Want to obtain limited legal advice and consultation without paying thousands of dollars or more for drawn out legal representation? A possible option, available in some but not all situations, is “unbundled” legal service. Much is being written on the subject these days. See, for instance, a wonderful piece written by North Carolina attorney Stephanie Kimbro on The Ethics of Unbundling in the October 2011 issue of the ABA online publication, GPSolo ereport. Ms. Kimbro, who has received awards for providing effective online legal support to clients, advises that “unbundled legal services should not be confused with automated legal-document assembly or blank legal forms for sale. Unbundling,” she comments, “requires the lawyer to guide the client through the limited legal process and instruct the client on handling certain tasks without the lawyer being involved in all aspects of the legal matter. For example, the client might execute and file a document at the courthouse or attend a hearing alone after the attorney has prepared the document and provided prehearing counseling.”

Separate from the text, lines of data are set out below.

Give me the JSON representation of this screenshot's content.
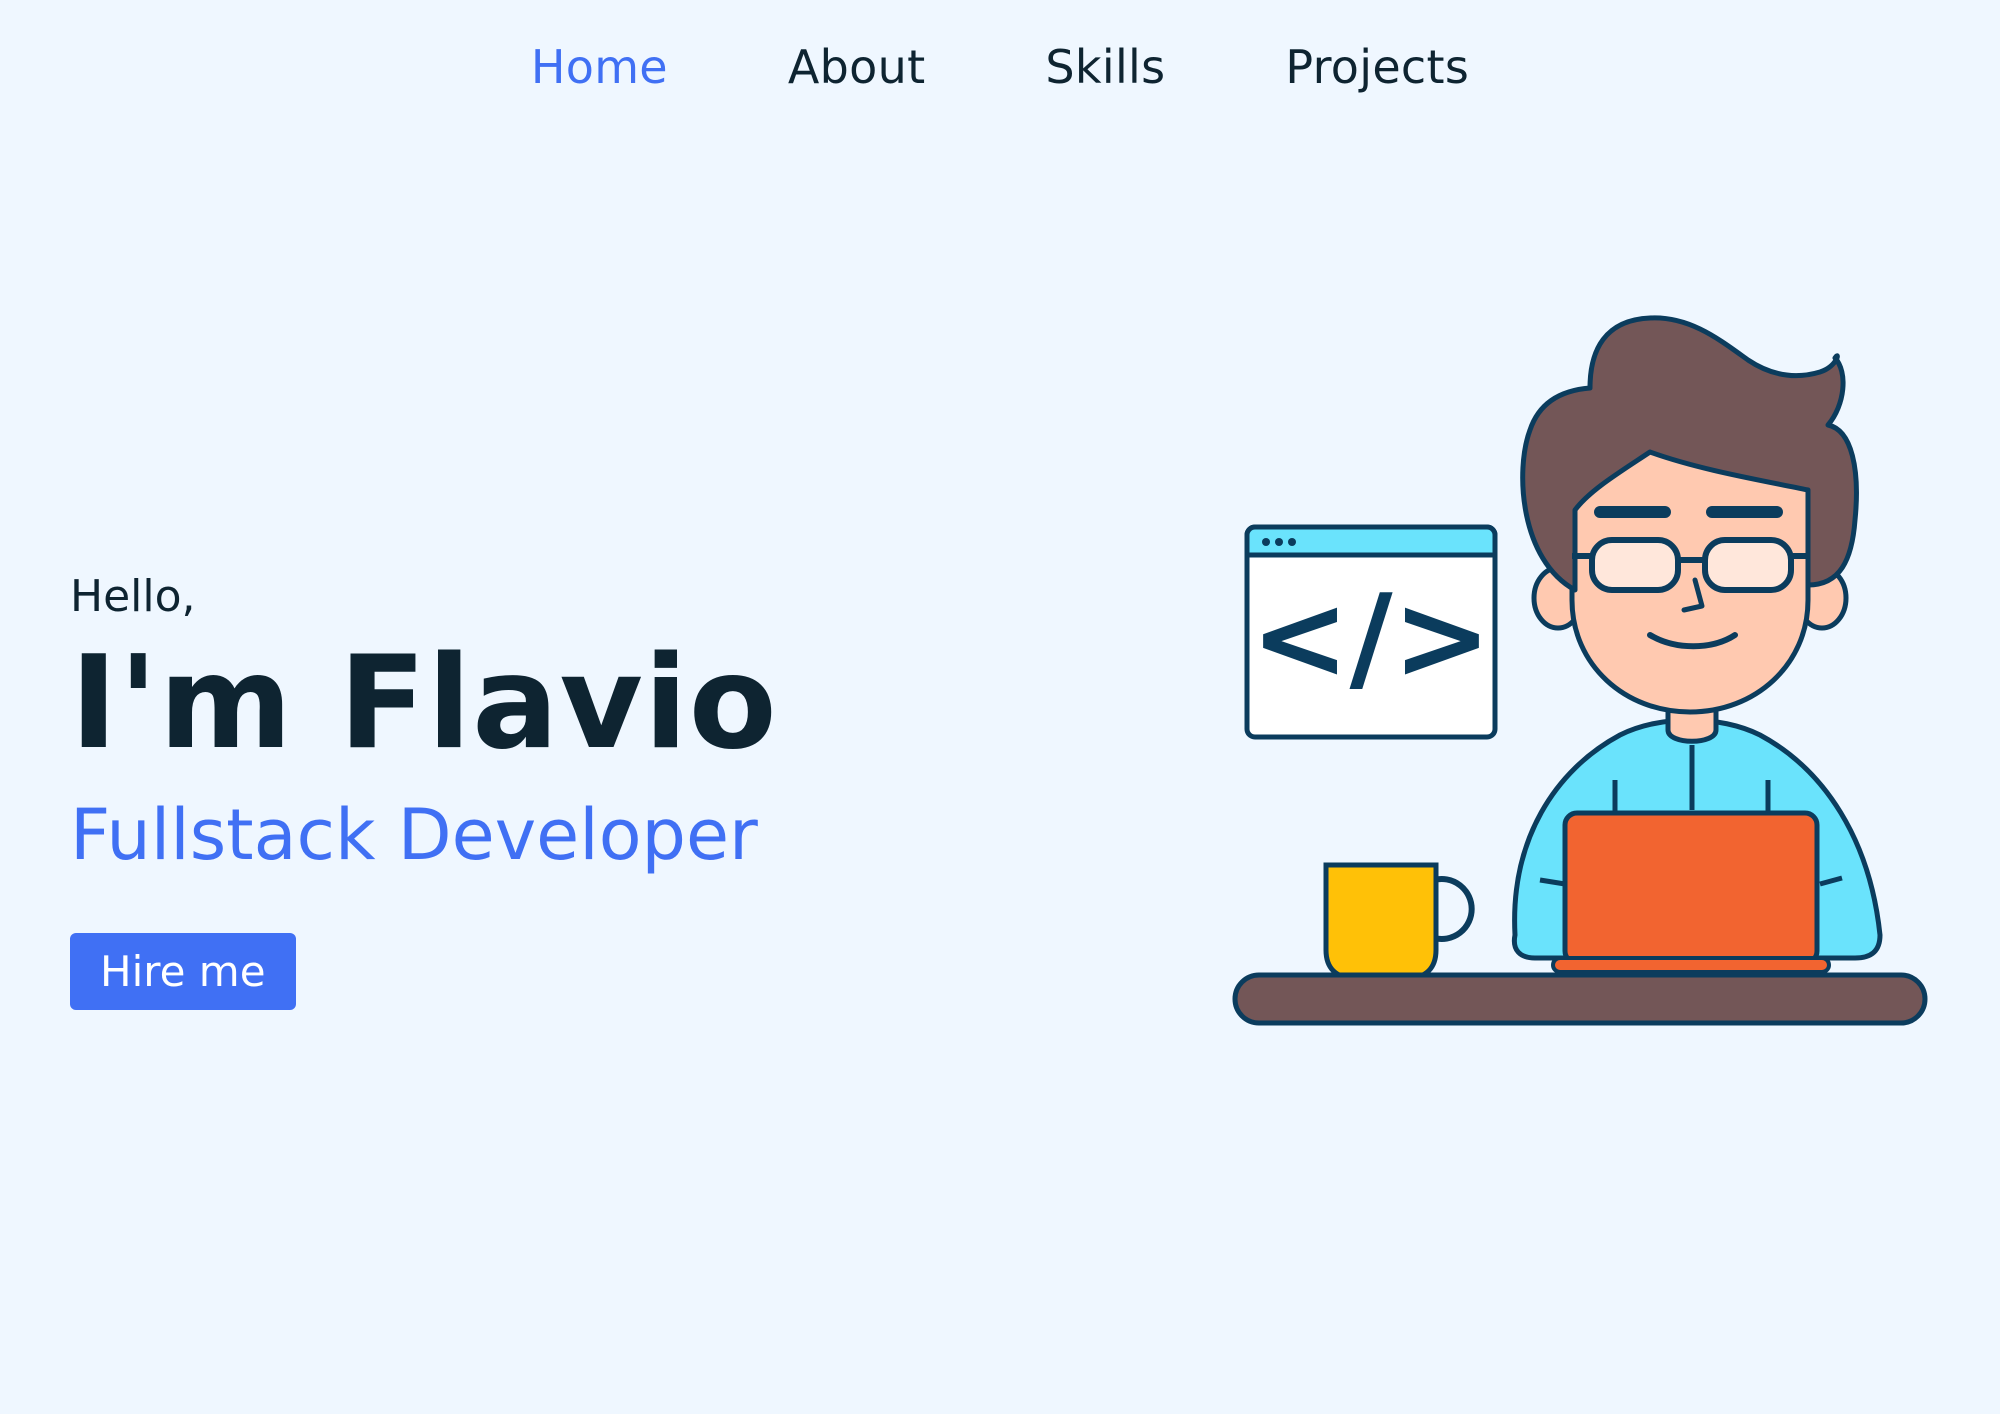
{
  "nav": {
    "items": [
      {
        "label": "Home",
        "active": true
      },
      {
        "label": "About",
        "active": false
      },
      {
        "label": "Skills",
        "active": false
      },
      {
        "label": "Projects",
        "active": false
      }
    ]
  },
  "hero": {
    "greeting": "Hello,",
    "name": "I'm Flavio",
    "role": "Fullstack Developer",
    "cta_label": "Hire me"
  },
  "illustration": {
    "code_window_text": "</>"
  },
  "colors": {
    "background": "#eff7ff",
    "accent": "#4070f4",
    "text": "#0e2431",
    "outline": "#0b3c5d",
    "shirt": "#6ae3fc",
    "laptop": "#f26430",
    "mug": "#ffc107",
    "hair": "#735657",
    "skin": "#ffc9b0"
  }
}
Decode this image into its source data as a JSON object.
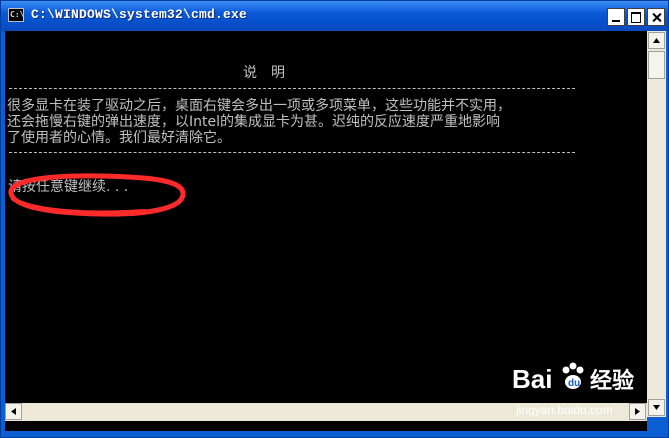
{
  "window": {
    "title": "C:\\WINDOWS\\system32\\cmd.exe",
    "icon_label": "C:\\"
  },
  "console": {
    "heading": "说明",
    "separator": "--------------------------------------------------------------------------------",
    "body_lines": [
      "很多显卡在装了驱动之后，桌面右键会多出一项或多项菜单，这些功能并不实用，",
      "还会拖慢右键的弹出速度，以Intel的集成显卡为甚。迟纯的反应速度严重地影响",
      "了使用者的心情。我们最好清除它。"
    ],
    "prompt": "请按任意键继续. . .",
    "text_color": "#c0c0c0",
    "background_color": "#000000",
    "annotation_color": "#ff2a2a"
  },
  "watermark": {
    "brand": "Bai",
    "brand2": "du",
    "product": "经验",
    "url": "jingyan.baidu.com"
  }
}
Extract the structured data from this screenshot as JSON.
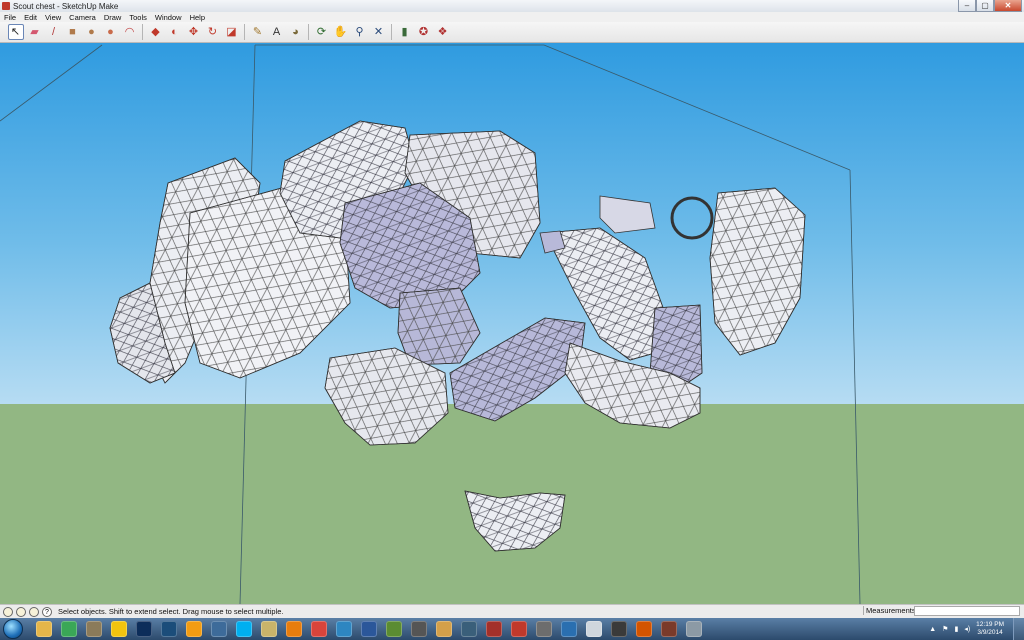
{
  "window": {
    "title": "Scout chest - SketchUp Make",
    "controls": [
      "–",
      "▢",
      "✕"
    ]
  },
  "menu": [
    "File",
    "Edit",
    "View",
    "Camera",
    "Draw",
    "Tools",
    "Window",
    "Help"
  ],
  "toolbar": {
    "tools": [
      {
        "name": "select-tool",
        "glyph": "↖",
        "color": "#222222",
        "active": true
      },
      {
        "name": "eraser-tool",
        "glyph": "▰",
        "color": "#d4576f"
      },
      {
        "name": "pencil-tool",
        "glyph": "/",
        "color": "#b23b3b"
      },
      {
        "name": "rectangle-tool",
        "glyph": "■",
        "color": "#b07a4b"
      },
      {
        "name": "circle-tool",
        "glyph": "●",
        "color": "#b07a4b"
      },
      {
        "name": "polygon-tool",
        "glyph": "●",
        "color": "#c96b4b"
      },
      {
        "name": "arc-tool",
        "glyph": "◠",
        "color": "#c04040"
      },
      {
        "name": "push-pull-tool",
        "glyph": "◆",
        "color": "#c0392b"
      },
      {
        "name": "follow-me-tool",
        "glyph": "◐",
        "color": "#c0392b"
      },
      {
        "name": "move-tool",
        "glyph": "✥",
        "color": "#c0392b"
      },
      {
        "name": "rotate-tool",
        "glyph": "↻",
        "color": "#c0392b"
      },
      {
        "name": "offset-tool",
        "glyph": "◪",
        "color": "#c0392b"
      },
      {
        "name": "tape-measure-tool",
        "glyph": "✎",
        "color": "#a0762b"
      },
      {
        "name": "text-tool",
        "glyph": "A",
        "color": "#333333"
      },
      {
        "name": "paint-bucket-tool",
        "glyph": "◕",
        "color": "#7a6a3a"
      },
      {
        "name": "orbit-tool",
        "glyph": "⟳",
        "color": "#2d6a2d"
      },
      {
        "name": "pan-tool",
        "glyph": "✋",
        "color": "#3a3a3a"
      },
      {
        "name": "zoom-tool",
        "glyph": "⚲",
        "color": "#2a4a7a"
      },
      {
        "name": "zoom-extents-tool",
        "glyph": "✕",
        "color": "#2a4a7a"
      },
      {
        "name": "warehouse-tool",
        "glyph": "▮",
        "color": "#3a6a3a"
      },
      {
        "name": "components-tool",
        "glyph": "✪",
        "color": "#b03030"
      },
      {
        "name": "extension-tool",
        "glyph": "❖",
        "color": "#b03030"
      }
    ]
  },
  "status": {
    "hint": "Select objects. Shift to extend select. Drag mouse to select multiple.",
    "measurements_label": "Measurements",
    "measurements_value": ""
  },
  "taskbar": {
    "apps": [
      {
        "name": "explorer-icon",
        "color": "#e5b64a"
      },
      {
        "name": "chrome-icon",
        "color": "#3aa757"
      },
      {
        "name": "media-icon",
        "color": "#8b7b5a"
      },
      {
        "name": "norton-icon",
        "color": "#f1c40f"
      },
      {
        "name": "photoshop-icon",
        "color": "#0c2d5a"
      },
      {
        "name": "steam-icon",
        "color": "#1b4d7a"
      },
      {
        "name": "vlc-icon",
        "color": "#f39c12"
      },
      {
        "name": "game-icon",
        "color": "#3d6b9a"
      },
      {
        "name": "skype-icon",
        "color": "#00aff0"
      },
      {
        "name": "game-99-icon",
        "color": "#c9b46a"
      },
      {
        "name": "blender-icon",
        "color": "#e87d0d"
      },
      {
        "name": "sketchup-icon",
        "color": "#d9443b"
      },
      {
        "name": "tool-icon",
        "color": "#2e86c1"
      },
      {
        "name": "word-icon",
        "color": "#2b579a"
      },
      {
        "name": "minecraft-icon",
        "color": "#5b8c32"
      },
      {
        "name": "skyrim-icon",
        "color": "#555555"
      },
      {
        "name": "map-icon",
        "color": "#d4a04a"
      },
      {
        "name": "nfs-icon",
        "color": "#3a5f7a"
      },
      {
        "name": "fcy-icon",
        "color": "#a3302a"
      },
      {
        "name": "game-red-icon",
        "color": "#c0392b"
      },
      {
        "name": "game-tall-icon",
        "color": "#6d6d6d"
      },
      {
        "name": "game-blue-icon",
        "color": "#2a6fb0"
      },
      {
        "name": "game-white-icon",
        "color": "#cfd6dd"
      },
      {
        "name": "game-dark-icon",
        "color": "#3a3a3a"
      },
      {
        "name": "game-orange-icon",
        "color": "#d35400"
      },
      {
        "name": "game-round-icon",
        "color": "#7a3a2a"
      },
      {
        "name": "game-grey-icon",
        "color": "#8c9aa5"
      }
    ],
    "tray": [
      "▲",
      "⚑",
      "▮",
      "◂)"
    ],
    "time": "12:19 PM",
    "date": "3/9/2014"
  }
}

Both the Mississippi and Florida Rules of Professional Conduct allow “unbundling.” MRPC 1.2 (c) states that “a lawyer may limit the objectives or scope of representation if the limitation is reasonable under the circumstances and the client gives informed consent.” Florida Rule of Professional Conduct 4-1.2(c) says the same thing, but adds that the informed consent must be in writing. Legal services, unbundled or not, must always be provided with competence, thoroughness, and preparation (as to unbundled services, preparation within agreed limits).
Of course, there are certainly risks. Ask anyone who has tried to represent himself or herself in a lawsuit. Nevertheless, obtaining “unbundled” legal assistance may be better than obtaining none at all. For both attorney and client, fees may be reduced because the attorney is eliminating expenses related to portions of the legal work. The key is to understand the benefits and risks by asking the attorney to explain each of those thoroughly and to capture the explanation in writing.
Stephanie Kimbro comments, “The practice of unbundling is not appropriate for every client or every legal problem. However, when handled correctly, the practice provides greater access to justice for individuals who otherwise might not seek full-service legal representation.”